Shigeto Arai, manajer marketing dari Toho-Towa (distributor film) menjelaskan, “Kita berpikir bahwa dengan pemberian rating 15+ akan lebih menjangkau audiens secara lebih luas dan juga menyisakan banyak tempat bagi slot iklan di TV. Namun sayangnya, jaringan TV di sini sangat ketat atas apa yang akan mereka tayangkan. Nggak ada waktu untuk melakukan proses sensor dan penyensoran ini sendiri menimbulkan protes dari para penggemar,” jelasnya.

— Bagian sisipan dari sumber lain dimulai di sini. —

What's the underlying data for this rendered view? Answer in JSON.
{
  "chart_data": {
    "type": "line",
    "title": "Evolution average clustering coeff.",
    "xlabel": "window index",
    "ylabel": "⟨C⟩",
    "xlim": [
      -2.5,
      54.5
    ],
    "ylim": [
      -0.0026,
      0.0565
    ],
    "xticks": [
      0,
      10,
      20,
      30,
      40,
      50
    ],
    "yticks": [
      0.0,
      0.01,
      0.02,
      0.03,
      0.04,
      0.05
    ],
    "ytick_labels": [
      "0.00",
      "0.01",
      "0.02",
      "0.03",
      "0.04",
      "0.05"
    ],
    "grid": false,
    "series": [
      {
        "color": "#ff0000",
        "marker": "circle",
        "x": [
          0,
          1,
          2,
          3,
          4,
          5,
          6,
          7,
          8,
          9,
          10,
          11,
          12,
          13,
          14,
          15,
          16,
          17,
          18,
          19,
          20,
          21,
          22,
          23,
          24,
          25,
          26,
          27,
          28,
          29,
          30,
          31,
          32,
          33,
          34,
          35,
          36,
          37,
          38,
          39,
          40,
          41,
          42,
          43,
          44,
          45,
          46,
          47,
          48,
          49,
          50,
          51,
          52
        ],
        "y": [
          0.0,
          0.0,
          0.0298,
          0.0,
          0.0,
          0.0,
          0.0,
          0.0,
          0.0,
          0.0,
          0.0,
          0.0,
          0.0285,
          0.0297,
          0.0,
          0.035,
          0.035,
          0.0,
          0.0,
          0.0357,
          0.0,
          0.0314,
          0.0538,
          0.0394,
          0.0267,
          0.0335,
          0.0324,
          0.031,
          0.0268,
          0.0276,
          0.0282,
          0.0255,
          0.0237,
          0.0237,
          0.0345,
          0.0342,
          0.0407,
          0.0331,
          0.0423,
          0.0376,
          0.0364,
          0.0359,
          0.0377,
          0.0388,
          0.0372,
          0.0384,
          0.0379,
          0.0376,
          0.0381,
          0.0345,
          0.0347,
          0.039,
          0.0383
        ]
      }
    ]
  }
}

FIFTY SHADES hanya mampu menghasilkan US$ 682.000 atau setara 700 juta Rupiah di minggu pertamanya. Film ini diputar di 324 bioskop, menempati posisi kelima dalam 10 besar box-office Jepang dan sayangnya harus keluar dari posisi tersebut di minggu selanjutnya. Dibandingkan dengan negara Filipina saja yang jaringan pasarnya lebih kecil, FIFTY SHADES mampu mendapatkan US$ 2.2 juta atau setara 2.5 miliar Rupiah.

Ana Steele 'bermain' di Red Room/©Focus FeaturesAna Steele 'bermain' di Red Room/©Focus Features

Film ini memang kurang laku di Jepang meski ada enam bioskop yang memutar versi asli, tanpa sensor. Jika masih terpuruk, maka rencana selanjutnya ada menaikkan ratingnya menjadi 18+ di seluruh negara. Namun, kabar baiknya adalah penjualan novel E.L. James edisi bahasa Jepang telah meningkat sebanyak 2x lipat sejak perilisan filmnya pada 14 Februari lalu.

Film ini tak hentinya menuai pro dan kontra. Di amerika saja ada tiga kasus kriminal yang terjadi akibat FIFTY SHADES. Ada ratusan remaja yang mengamuk karena tak diizinkan masuk bioskop untuk nonton film romantis erotis ini, ada juga tiga wanita mabuk yang mengacau di dalam bioskop, dan yang paling parah adalah seorang mahasiswa yang nekat melecehkan kekasihnya sendiri karena terinspirasi FIFTY SHADES. Film ini memang benar-benar sesuatu!